New York is a shining beacon, living testament to What Happens When Everyone Appropriates from Other People’s Culture.

Yet even there, Houston is actually by some measures more culturally diverse than NYC. NYC has more Europeans, though, and probably always will. But why settle for a poor man’s version of Europe, and just go to fucking Europe?

But Texas’ general homogeneity is also a curse. Get too many white people in one place, and they start thinking stupid herd shit like Masks and Lockdowns are Bad.
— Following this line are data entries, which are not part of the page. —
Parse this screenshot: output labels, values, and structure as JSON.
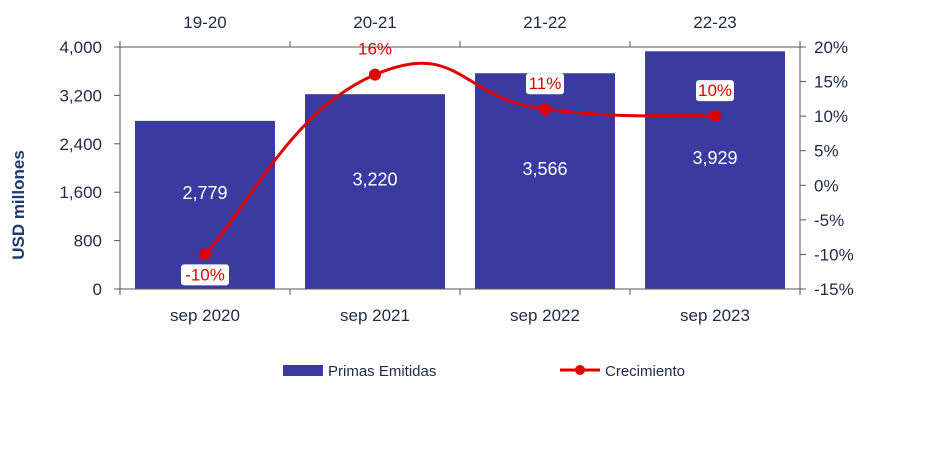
{
  "chart_data": {
    "type": "bar",
    "categories": [
      "sep 2020",
      "sep 2021",
      "sep 2022",
      "sep 2023"
    ],
    "top_labels": [
      "19-20",
      "20-21",
      "21-22",
      "22-23"
    ],
    "series": [
      {
        "name": "Primas Emitidas",
        "axis": "left",
        "values": [
          2779,
          3220,
          3566,
          3929
        ],
        "labels": [
          "2,779",
          "3,220",
          "3,566",
          "3,929"
        ],
        "color": "#3a3aa0"
      },
      {
        "name": "Crecimiento",
        "axis": "right",
        "type": "line",
        "values": [
          -10,
          16,
          11,
          10
        ],
        "labels": [
          "-10%",
          "16%",
          "11%",
          "10%"
        ],
        "color": "#e00000"
      }
    ],
    "ylabel": "USD millones",
    "ylim": [
      0,
      4000
    ],
    "yticks": [
      "0",
      "800",
      "1,600",
      "2,400",
      "3,200",
      "4,000"
    ],
    "y2lim": [
      -15,
      20
    ],
    "y2ticks": [
      "-15%",
      "-10%",
      "-5%",
      "0%",
      "5%",
      "10%",
      "15%",
      "20%"
    ],
    "legend_position": "bottom"
  }
}
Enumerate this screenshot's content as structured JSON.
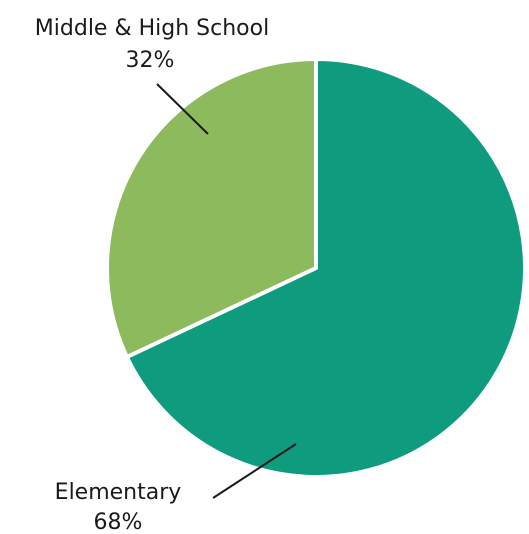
{
  "chart_data": {
    "type": "pie",
    "slices": [
      {
        "label": "Elementary",
        "value": 68,
        "value_label": "68%",
        "color": "#0f9b7e"
      },
      {
        "label": "Middle & High School",
        "value": 32,
        "value_label": "32%",
        "color": "#8dba5d"
      }
    ],
    "start_angle_deg": 0,
    "direction": "clockwise",
    "separator_color": "#ffffff",
    "legend": "none",
    "title": ""
  }
}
Another unique area NYC excels in that has to be mentioned is that, although having a car is like having a second apartment in terms of cost and parking, everyone has the ability to be drunk or impaired by drugs and not having to worry about driving, at least until self-driving cars become the norm. This is not the best thing to brag about, and can make alcoholics have a very hard road to any chance of recovery – they are literally surrounded by triggers – so let’s keep moving on.

COVID-something
Add in COVID, which like a surgical neutron bomb came in and demolished all the appeal NYC had… and it’s a wonder it will ever recover. In the past 30 years the proportion of income spent on rent has continued to climb, even while the population has steadily dwindled. This has made for a truly brutal life for its citizens, as they struggle to simply get By and Survive, rather than live the life they had in mind when moving to the big city. At least in Texas, it is easier to avoid the madding crowd.

The Bubble
And as long as Big Real Estate and its attendant Collateralized Mortgage Backed Securities continue to make much of Manhattan a ghost town by holding on to empty storefronts for decades, recovery will be elusive.

Although I have always said NYC would be a wonderful place if a bomb could go off and take out about 75% of the population, especially for all the graffiti artists, would disappear overnight and we would somehow avoid having to deal with frozen meat trucks for the corpses, that was hyperbole.
But the NYC real estate bubble needs the bubble popped.
I’ll take the NYC of the 1980s again, if it can just be about 25% the rent it was in 2019.
The forest needs to be burned for it to regrow.

Lisa Babylonwillfall

Conclusion
A smart man once advised, when you are young, live in NYC at least once, and when you are old, live in California at least once. I think Texas is an acceptable compromise.
But really, let’s be honest. I am just getting older. And as you get older you have less tolerance for the bullshit, and for stupid people. And you can’t block people in real life.
It’s no surprise urban living is for the young. Everywhere.